Electrokinetic Demixing of Two-Phase Aqueous Polymer Systems. II. Separation Rates of Polyethylene Glycol–Maltodextrin Mixtures

Abstract

Aqueous two-phase extraction techniques have been successfully applied to the purification of enzymes and cells. However, due to their similar physical properties, immiscible aqueous phases do not separate rapidly. A method for enhanced demixing of aqueous two-phase systems in a thermostated vertical electrophoresis column was therefore studied.

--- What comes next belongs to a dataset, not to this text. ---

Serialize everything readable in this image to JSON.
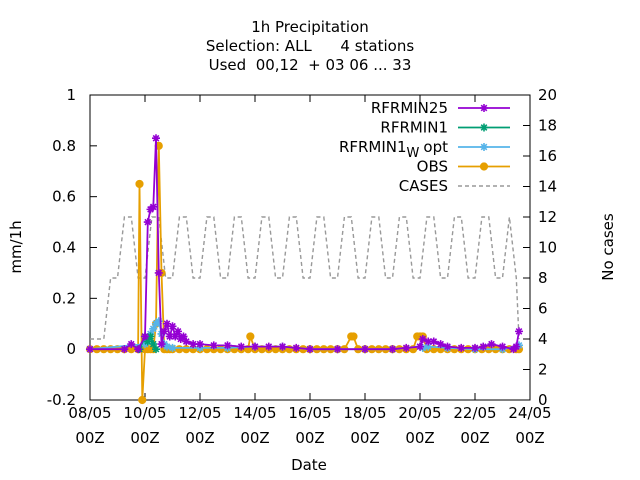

The effects of the electric field strength, field polarity, temperature, phase composition, and buffer concentration on demixing rates of a polyethylene glycol-maltodextrin (PEG-MDX) system were quantitatively measured. At normal electrical polarity (anode at the top of the column), using a maximum practicable field strength of 26.4 V/cm, the demixing rate was twice that in zero electric field at 25 ± 2°C. With poiarity reversed (anode at the bottom, electric field opposing gravitational settling) at a field of 26.4 V/cm, demixing was 5.5 times as fast as in zero field. Reduction of the temperature from 25 to 14°C caused an increase in demixing rate in the absence of an applied field, while reduced temperature did not change the rate when using electric fields of either normal or reverse polarity. Increased phosphate buffer concentration substantially increased the demixing rate for PEG-MDX mixtures.